First stage of Marcellin College's 10 year Master Plan complete

The first stage of Marcellin College's 10-year master plan - the $20 million Hermitage Project is now complete.

Comprising the refurbishment of the iconic Hermitage building and the construction of a three-level extension, the project delivers on the Catholic Marist boys’ school's vision of creating new educational possibilities for the 1400 students.

Old meets new at Marcellin College. Image : Supplied

The Hermitage project, designed by COX Architecture and built by Kane Constructions, is the first part of a major 10-year Master Plan for the College. The Master Plan has been designed to unlock the school’s potential by developing clearly defined precincts and creating next-generation learning and social spaces.

Additionally, the Master Plan identified a preferred development strategy to enable Marcellin College to deliver its facilities in the most strategic, cost-effective and efficient manner. The work completed to date, as well as that outlined in the ongoing Master Plan, reflects wider developments in education.
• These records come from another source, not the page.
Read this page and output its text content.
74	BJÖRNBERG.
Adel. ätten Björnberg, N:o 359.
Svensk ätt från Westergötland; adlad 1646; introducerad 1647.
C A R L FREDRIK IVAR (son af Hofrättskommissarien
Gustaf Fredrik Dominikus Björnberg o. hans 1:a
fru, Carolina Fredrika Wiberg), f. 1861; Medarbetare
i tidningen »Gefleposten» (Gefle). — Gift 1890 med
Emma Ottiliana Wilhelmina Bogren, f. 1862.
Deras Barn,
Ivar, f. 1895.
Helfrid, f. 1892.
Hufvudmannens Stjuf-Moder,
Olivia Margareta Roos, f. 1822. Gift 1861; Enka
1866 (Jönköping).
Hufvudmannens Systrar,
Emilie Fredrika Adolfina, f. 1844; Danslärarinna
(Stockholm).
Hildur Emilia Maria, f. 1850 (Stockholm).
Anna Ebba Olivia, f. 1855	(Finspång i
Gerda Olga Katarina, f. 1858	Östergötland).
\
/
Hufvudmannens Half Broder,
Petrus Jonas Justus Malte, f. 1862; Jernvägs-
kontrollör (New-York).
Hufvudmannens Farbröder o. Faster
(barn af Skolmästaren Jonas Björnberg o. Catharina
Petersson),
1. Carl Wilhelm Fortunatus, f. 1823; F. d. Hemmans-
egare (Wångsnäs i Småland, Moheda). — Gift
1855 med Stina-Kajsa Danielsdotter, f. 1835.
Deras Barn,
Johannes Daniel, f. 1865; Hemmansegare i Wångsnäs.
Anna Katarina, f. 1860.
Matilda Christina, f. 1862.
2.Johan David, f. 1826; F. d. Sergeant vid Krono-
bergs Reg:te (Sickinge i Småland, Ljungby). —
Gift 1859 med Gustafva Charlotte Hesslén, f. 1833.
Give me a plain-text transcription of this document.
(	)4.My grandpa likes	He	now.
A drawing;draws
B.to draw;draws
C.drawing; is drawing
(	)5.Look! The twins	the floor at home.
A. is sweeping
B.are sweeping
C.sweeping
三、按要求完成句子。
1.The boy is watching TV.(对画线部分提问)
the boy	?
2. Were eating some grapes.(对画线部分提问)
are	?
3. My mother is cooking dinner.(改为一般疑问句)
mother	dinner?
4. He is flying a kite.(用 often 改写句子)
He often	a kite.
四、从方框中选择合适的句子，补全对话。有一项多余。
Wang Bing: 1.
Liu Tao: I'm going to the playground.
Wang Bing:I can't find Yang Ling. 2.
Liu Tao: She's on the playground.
During the Hermitage refurbishment and into the future, the master plan also reduces disruption by ensuring the maximum number of classrooms remain operational and the overall construction period is minimised for each project phase.

The redevelopment provides for an additional 3,000 sqm of new education space, encouraging collaboration, socialisation and self-direction among the students. It allows for a range of pedagogical approaches that just weren’t possible with the outdated and constrained classrooms of the original building, which was built when Marcellin opened in 1950.

A new central atrium links the new teaching wing with the Hermitage building. Image : Supplied

The project included a new central atrium linking the Hermitage building to an adjoining teaching wing with a diverse range of learning environments, staff zones, and social spaces, and a dedicated Wurundjeri indigenous garden.

A new front of house and office spaces for the Marcellin leadership team was constructed in the adjacent Marist House including a linkage between the two spaces, a new car park adjacent on the existing tennis courts - replacing the existing car parking spaces that were lost as a result of the Hermitage extension.

The project was completed on schedule for the beginning of the 2018 school year.

The project includes a dedicated Wurundjeri indigenous garden. Image : Supplied

What they say

At Marcellin we are about developing flexible, independent, resilient and collaborative learners. Young men who not afraid to take risks in their learning, who are not afraid to fail, and who are creative and innovative in their approach. Our new facilities stimulate and encourage these traits through creative architecture and the innovative use of materials, colour, shape, angle and space. Our students appreciate the maturity of the new spaces they are engaging with and present themselves in kind.

The learning that is encouraged at Marcellin is as varied as the students themselves. Project based, team-oriented and self-directed learning is encouraged, and often the teacher is the facilitator rather than just someone who provides information. The development of the Hermitage project has transformed a restrictive, traditional classroom block into a vibrant, interactive, flexible and mature learning and community space that is sympathetic to the needs of contemporary learners.

- Mark Murphy, Marcellin College Principal

The new three-level annex and the refurbishment of the school’s existing foundation building provide spaces and places that prioritise student activity, movement and interaction. These will afford all students a much deeper learning experience and reflect developments in other educational institutions, including TAFE colleges and universities. In this way, they assist students to make the transition to further and higher education programs.

- John Hayball, Project Associate,COX Architecture

The process aligned the school’s vision, goals and objectives with the built form, providing the school community with a comprehensive document that will guide development through to 2025 and beyond. We undertook extensive staging planning to maximise available classrooms and reduce disruption for students and staff, minimising the effects of working in a live environment.